The Montagnards always greeted us warmly and were ready to help us with anything, including helping us once with a broken-down truck. We would often leave them candy, cigarettes, canned goods, and such, and as a thank-you, the Montagnard girls would make necklaces for us out of wild seeds. (I still have one.) To their own peril, the tribesmen supported the U.S. involvement because they absolutely hated the communist insurgents. Infiltrators from North Vietnam and the Vietcong would attempt to force them into supporting the communist agenda (the Vietcong were created in this way from the South Vietnamese villagers), but the Montagnards would have none of it.

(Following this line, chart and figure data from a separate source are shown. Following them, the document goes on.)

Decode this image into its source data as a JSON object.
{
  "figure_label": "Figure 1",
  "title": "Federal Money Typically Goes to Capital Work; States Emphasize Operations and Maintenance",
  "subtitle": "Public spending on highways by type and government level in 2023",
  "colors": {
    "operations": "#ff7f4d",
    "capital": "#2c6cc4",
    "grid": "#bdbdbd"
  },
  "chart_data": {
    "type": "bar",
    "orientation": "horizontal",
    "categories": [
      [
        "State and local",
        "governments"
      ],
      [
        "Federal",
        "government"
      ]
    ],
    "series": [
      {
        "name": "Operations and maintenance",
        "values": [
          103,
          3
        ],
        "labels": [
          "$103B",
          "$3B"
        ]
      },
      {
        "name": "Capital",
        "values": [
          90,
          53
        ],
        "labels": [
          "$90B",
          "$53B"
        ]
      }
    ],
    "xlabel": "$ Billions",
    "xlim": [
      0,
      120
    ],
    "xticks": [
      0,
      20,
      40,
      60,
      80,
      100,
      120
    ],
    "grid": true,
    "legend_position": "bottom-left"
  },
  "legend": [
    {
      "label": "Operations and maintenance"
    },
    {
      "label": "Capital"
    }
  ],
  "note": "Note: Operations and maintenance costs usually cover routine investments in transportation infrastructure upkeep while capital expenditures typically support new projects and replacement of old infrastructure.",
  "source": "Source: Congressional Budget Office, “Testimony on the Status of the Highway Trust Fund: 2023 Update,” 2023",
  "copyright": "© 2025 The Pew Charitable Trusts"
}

Near our Duc Trong compound in the central highlands, about 30 km south of the beautiful mountain town of Dalat, the civilian Dr. James Turpin operated a Project Concern Hospital for the local Montagnard villagers. One night in June our compound went on 'red alert' after the VC fired a rocket-propelled grenade through the wall of the Dr. Turpin's hospital just outside our wire. We learned the next morning that one of the Australian volunteer nurses had been killed. (This incident is mentioned in the Typhoon article about Project Concern and Dr. Turpin, "One Who Remembers", linked to above.) Three years earlier the VC had destroyed a dispensary set up by Dr Turpin in another area. All this because the Montagnards refused to cooperate with the Vietcong.
These fiercely independent and proud people and the beautiful central highlands where they lived their semi-nomadic lifestyle are my fondest memories of the country. The only regret of my experience there is that I feel we abandoned them. I will never forget them.